Lovely Dear
You walk like the world should pause—Tall as a question mark stretched into certainty,
Hair a shifting storm of colors, each strand a rebellion, each dye a declaration that you won’t be boxed in.
You're smart—sharp as a sudden laugh, quieter than people give you credit for, yet loud in the way you liveout loud.
You dream big, even when your thoughts trail selfishly, like balloons loosed by a child who hasn’t yet learned how precious helium is.
Your smile is perfect because of that snagged tooth—a charming snag in your constellation, proof that beauty doesn’t need straight lines.
Your boobs are huge. I mean, come on. What universal rule did I break to be the older one and still lose that lottery?

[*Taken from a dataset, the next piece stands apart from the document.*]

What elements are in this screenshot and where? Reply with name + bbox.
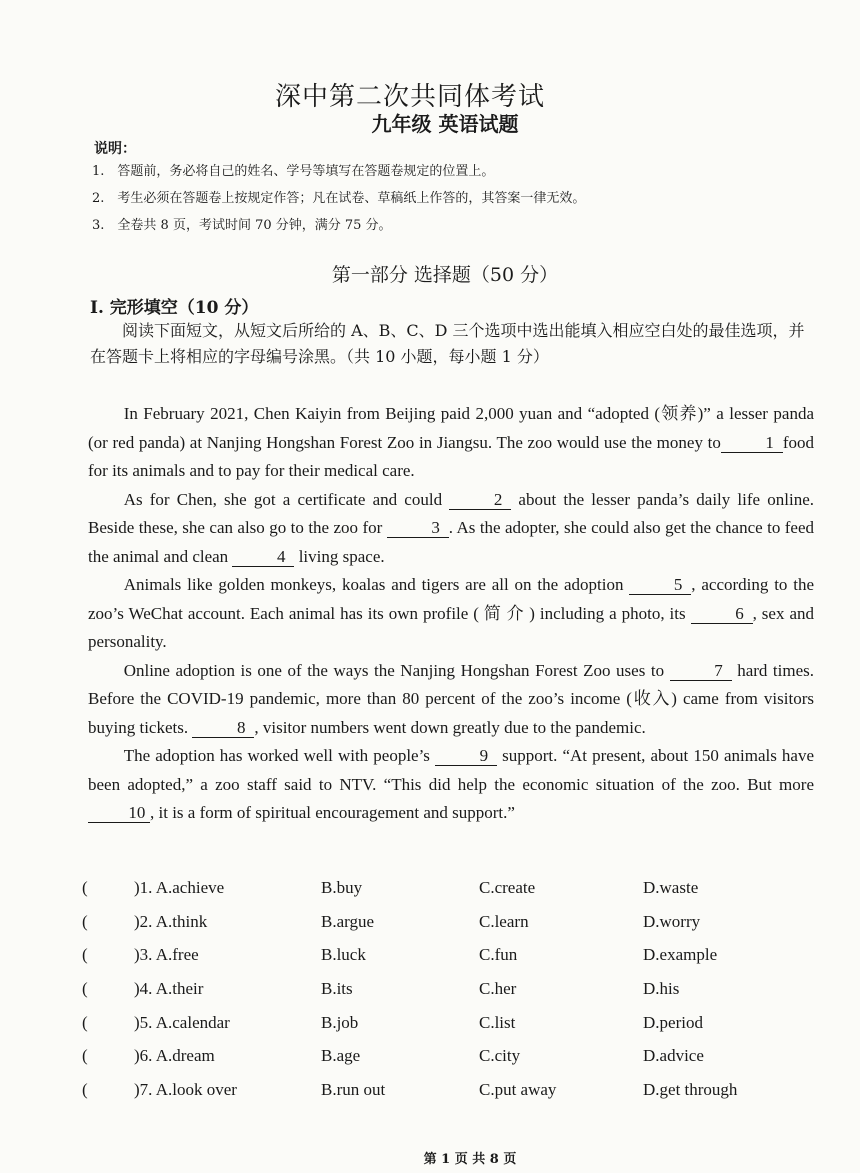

You forget things—keys, facts, maybe to call me back—but you remember to love. Even in silence, you show up when it matters.
Kindness runs through you, a little tangled sometimes, like your earbuds at the bottom of your bag.
But it’s there, threaded into every brave decision you don’t even see as brave.
You are made of fire and flaw, a heart that beats through doubt, a soul meant for more than surviving.
If you'd just start—start somewhere, I’d watch you build cathedrals from scraps and conviction.
You are my sister—my mirror, my foil, my forever friend in fight and in laughter.
We once dropped Barbies from our second story window, watching them fall like plastic stars, our laughter louder than reason, dangling halfway out the screen like wild things born for trouble.
And even now, when life feels taller than us both, I still see you—brave, barefoot, and brilliant at the edge of something, ready to fly if you’d just let go.